When you consider inking artwork with blood, Flaming Lips frontman Wayne Coyne, who screen-printed his sanguine bodily fluids onto a Wes Wilson-style skull gig poster in late 2010, immediately comes to mind. When I mention this, stating it's not a contest, Pennington laughs and says, "We actually did our thing way before that happened, I think. I think we beat him . . . I do think it's a competition, and I think we won."
For those not vinyl-savvy — tsk, tsk — Parenthetical Girls recently have released Privilege (Abridged), which is shorter by eight songs. Pennington says those tracks will remain exclusive to those EPs, as far as he can see.
Privilege (Abridged) opens with "Evelyn McHale," a tribute to the Empire State Building jumper who crumpled a UN limousine in 1947. Robert Wiles' famous photograph of the deceased McHale has been dubbed "the most beautiful suicide." Likewise, the rest of the songs sympathize with deathly beauty, dance floor anxiety, and punctuated sexuality.
"Young Throats," the most synth-happy track on the album, handles deep resentment and reluctance with frantic dancing — perhaps the best way to deal with social coercion. When Pennington sings, "Bring me the head of my love life" on "The Privilege," you can feel the dismay of dealing with "prodigal fathers" and "broad-stroke sentimentalists." Privilege is one part eternal gratitude, one part warranted bitterness.
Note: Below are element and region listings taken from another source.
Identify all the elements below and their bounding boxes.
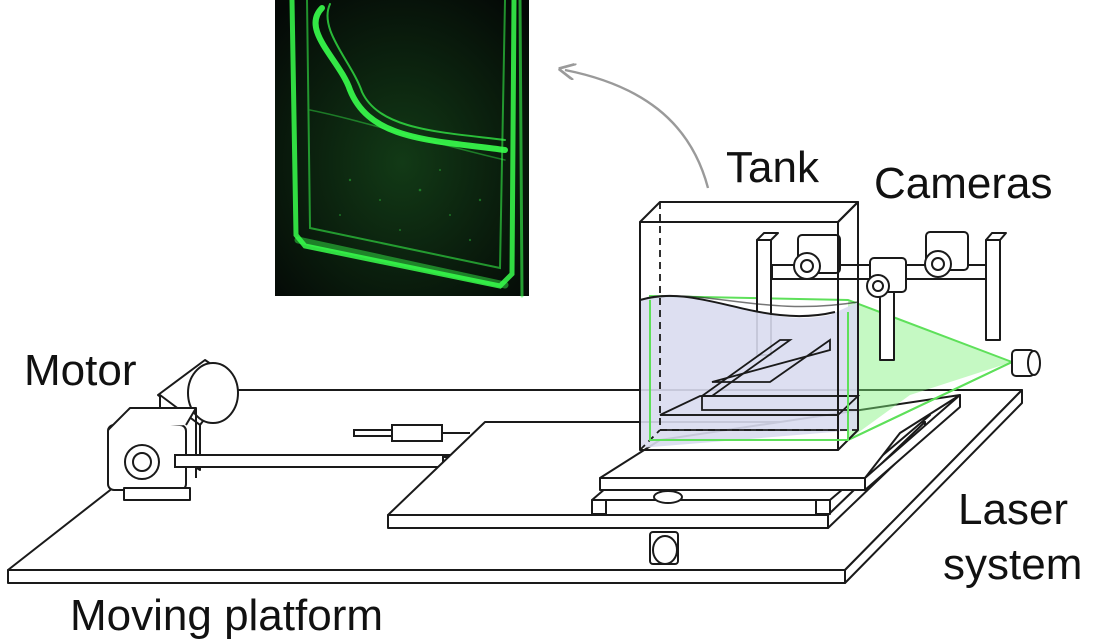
- camera-3: [866, 257, 907, 298]
- tank-label: Tank: [726, 143, 819, 192]
- water-tank: [639, 201, 861, 451]
- cameras-label: Cameras: [874, 159, 1053, 208]
- motor: [107, 359, 239, 501]
- tank-photo-glass-edges: [289, 0, 524, 298]
- tank-photo-inset: [275, 0, 529, 298]
- laser-label-line2: system: [943, 540, 1083, 589]
- tank-photo-particles: [339, 169, 482, 242]
- camera-1: [793, 234, 841, 280]
- platform-roller: [649, 531, 679, 565]
- slide-rails: [591, 394, 961, 515]
- adjuster-rod: [353, 424, 470, 442]
- photo-pointer-arrow: [565, 70, 710, 189]
- camera-2: [924, 231, 969, 278]
- laser-label-line1: Laser: [958, 485, 1069, 534]
- laser-source: [1011, 349, 1041, 377]
- moving-platform-label: Moving platform: [70, 591, 384, 640]
- motor-label: Motor: [24, 346, 137, 395]
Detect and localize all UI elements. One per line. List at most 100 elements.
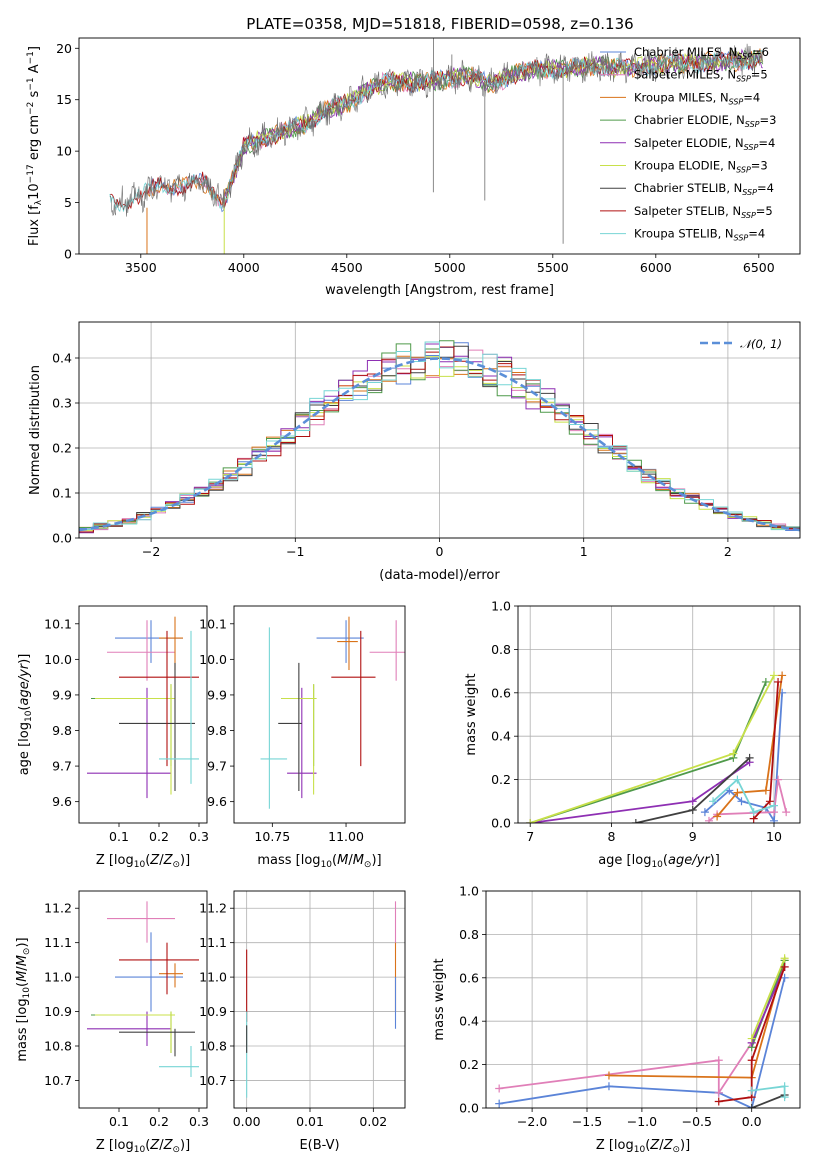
z-age-xlabel: Z [log10(Z/Z⊙)] <box>96 853 190 870</box>
weight-marker <box>733 788 742 797</box>
x-tick-label: −2 <box>142 544 160 559</box>
weight-series-line <box>712 778 775 814</box>
residuals-axes: −2 −1 0 1 2 0.0 0.1 0.2 0.3 0.4 <box>52 322 800 559</box>
spectrum-data-line <box>109 43 763 217</box>
y-tick-label: 0.2 <box>459 1057 479 1072</box>
weight-marker <box>749 808 758 817</box>
ebv_mass-frame <box>233 890 406 1109</box>
weight-marker <box>774 775 783 784</box>
y-tick-label: 0.4 <box>52 351 72 366</box>
x-tick-label: 1 <box>580 544 588 559</box>
x-tick-label: 0.2 <box>149 1114 169 1129</box>
y-tick-label: 10.9 <box>199 1004 227 1019</box>
x-tick-label: 9 <box>689 829 697 844</box>
z_age-axes: 0.1 0.2 0.3 9.6 9.7 9.8 9.9 10.0 10.1 <box>44 616 209 844</box>
z_weight-axes: −2.0 −1.5 −1.0 −0.5 0.0 0.0 0.2 0.4 0.6 0.8 1.0 <box>459 884 800 1129</box>
y-tick-label: 11.0 <box>199 970 227 985</box>
x-tick-label: 0.01 <box>296 1114 324 1129</box>
weight-marker <box>780 973 789 982</box>
figure-title: PLATE=0358, MJD=51818, FIBERID=0598, z=0… <box>246 15 633 33</box>
y-tick-label: 0.0 <box>491 816 511 831</box>
z_weight-frame <box>485 890 801 1109</box>
charts-layer: 3500 4000 4500 5000 5500 6000 650005101520wave… <box>15 37 801 1155</box>
y-tick-label: 0.2 <box>491 772 511 787</box>
legend-label: Salpeter STELIB, NSSP=5 <box>634 204 773 220</box>
weight-marker <box>729 749 738 758</box>
x-tick-label: 0.3 <box>189 829 209 844</box>
residuals-xlabel: (data-model)/error <box>379 568 500 583</box>
weight-marker <box>780 1082 789 1091</box>
y-tick-label: 15 <box>56 92 72 107</box>
y-tick-label: 11.0 <box>44 970 72 985</box>
weight-marker <box>495 1099 504 1108</box>
y-tick-label: 11.2 <box>44 901 72 916</box>
ebv-xlabel: E(B-V) <box>299 1138 339 1153</box>
y-tick-label: 0.3 <box>52 396 72 411</box>
y-tick-label: 10.1 <box>199 616 227 631</box>
legend-label: Salpeter MILES, NSSP=5 <box>634 68 768 84</box>
x-tick-label: 5500 <box>537 260 569 275</box>
y-tick-label: 10.0 <box>44 652 72 667</box>
y-tick-label: 9.6 <box>207 794 227 809</box>
y-tick-label: 10.7 <box>199 1073 227 1088</box>
x-tick-label: −0.5 <box>682 1114 712 1129</box>
y-tick-label: 9.8 <box>207 723 227 738</box>
x-tick-label: −2.0 <box>517 1114 547 1129</box>
spectrum-xlabel: wavelength [Angstrom, rest frame] <box>325 283 554 298</box>
weight-marker <box>780 954 789 963</box>
y-tick-label: 20 <box>56 41 72 56</box>
y-tick-label: 5 <box>64 195 72 210</box>
residuals-frame <box>78 321 801 539</box>
x-tick-label: 0.1 <box>109 1114 129 1129</box>
z-age-ylabel: age [log10(age/yr)] <box>17 654 34 776</box>
legend-label: Kroupa MILES, NSSP=4 <box>634 90 760 106</box>
y-tick-label: 10.9 <box>44 1004 72 1019</box>
spectrum-axes: 3500 4000 4500 5000 5500 6000 6500 0 5 10 15 20 <box>56 41 775 275</box>
weight-marker <box>704 816 713 823</box>
x-tick-label: 6500 <box>743 260 775 275</box>
mass_age-axes: 10.75 11.00 9.6 9.7 9.8 9.9 10.0 10.1 <box>199 616 364 844</box>
weight-marker <box>737 797 746 806</box>
x-tick-label: −1.5 <box>572 1114 602 1129</box>
z_mass-frame <box>78 890 208 1109</box>
weight-marker <box>495 1084 504 1093</box>
y-tick-label: 9.8 <box>52 723 72 738</box>
weight-marker <box>774 677 783 686</box>
legend-label: Chabrier ELODIE, NSSP=3 <box>634 113 776 129</box>
weight-marker <box>714 1056 723 1065</box>
weight-series-line <box>718 966 786 1103</box>
weight-marker <box>526 819 535 823</box>
legend-label: Kroupa ELODIE, NSSP=3 <box>634 159 768 175</box>
weight-marker <box>769 801 778 810</box>
mass_age-frame <box>233 605 406 824</box>
weight-marker <box>604 1071 613 1080</box>
x-tick-label: 4500 <box>331 260 363 275</box>
z-mass-xlabel: Z [log10(Z/Z⊙)] <box>96 1138 190 1155</box>
weight-marker <box>688 797 697 806</box>
x-tick-label: 0.1 <box>109 829 129 844</box>
y-tick-label: 1.0 <box>491 599 511 614</box>
y-tick-label: 11.2 <box>199 901 227 916</box>
y-tick-label: 10.7 <box>44 1073 72 1088</box>
residuals-ylabel: Normed distribution <box>28 365 43 495</box>
spectrum-legend: Chabrier MILES, NSSP=6 Salpeter MILES, NS… <box>600 45 776 243</box>
y-tick-label: 0.4 <box>491 729 511 744</box>
weight-marker <box>778 671 787 680</box>
y-tick-label: 10 <box>56 144 72 159</box>
weight-marker <box>761 677 770 686</box>
z_age-frame <box>78 605 208 824</box>
weight-marker <box>709 797 718 806</box>
weight-marker <box>714 1097 723 1106</box>
weight-marker <box>688 805 697 814</box>
z_mass-axes: 0.1 0.2 0.3 10.7 10.8 10.9 11.0 11.1 11.2 <box>44 901 209 1129</box>
y-tick-label: 10.1 <box>44 616 72 631</box>
normal-legend-label: 𝒩(0, 1) <box>740 337 782 351</box>
x-tick-label: 0.00 <box>233 1114 261 1129</box>
x-tick-label: 0.3 <box>189 1114 209 1129</box>
y-tick-label: 0.1 <box>52 486 72 501</box>
weight-marker <box>713 812 722 821</box>
legend-label: Kroupa STELIB, NSSP=4 <box>634 227 765 243</box>
y-tick-label: 0.0 <box>459 1101 479 1116</box>
spectrum-frame <box>78 37 801 255</box>
weight-series-line <box>716 675 783 818</box>
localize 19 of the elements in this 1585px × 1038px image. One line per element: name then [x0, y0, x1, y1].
"The Pornographer" seems to reflect on a breakup in which one keeps an ex's pornographic images in his or her cell phone, prompting the notion that perhaps anyone who's ever snapped an erotic photo of a lover is a pornographer. Keeping in the tongue-in-cheek style, the video for the song, tagged "NSFW," doesn't actually feature anything indecent. It's shot above the waist as Pennington sings the song and makes orgasmic faces, but that's all that titillates.
As Pennington told Spectrum Culture, it's a commentary on the rise of the NSFW video: "In all of these videos, the NSFW aspect is typically a topless woman who has nothing to do with the band, walking around in the context of the video, which I found a little distasteful."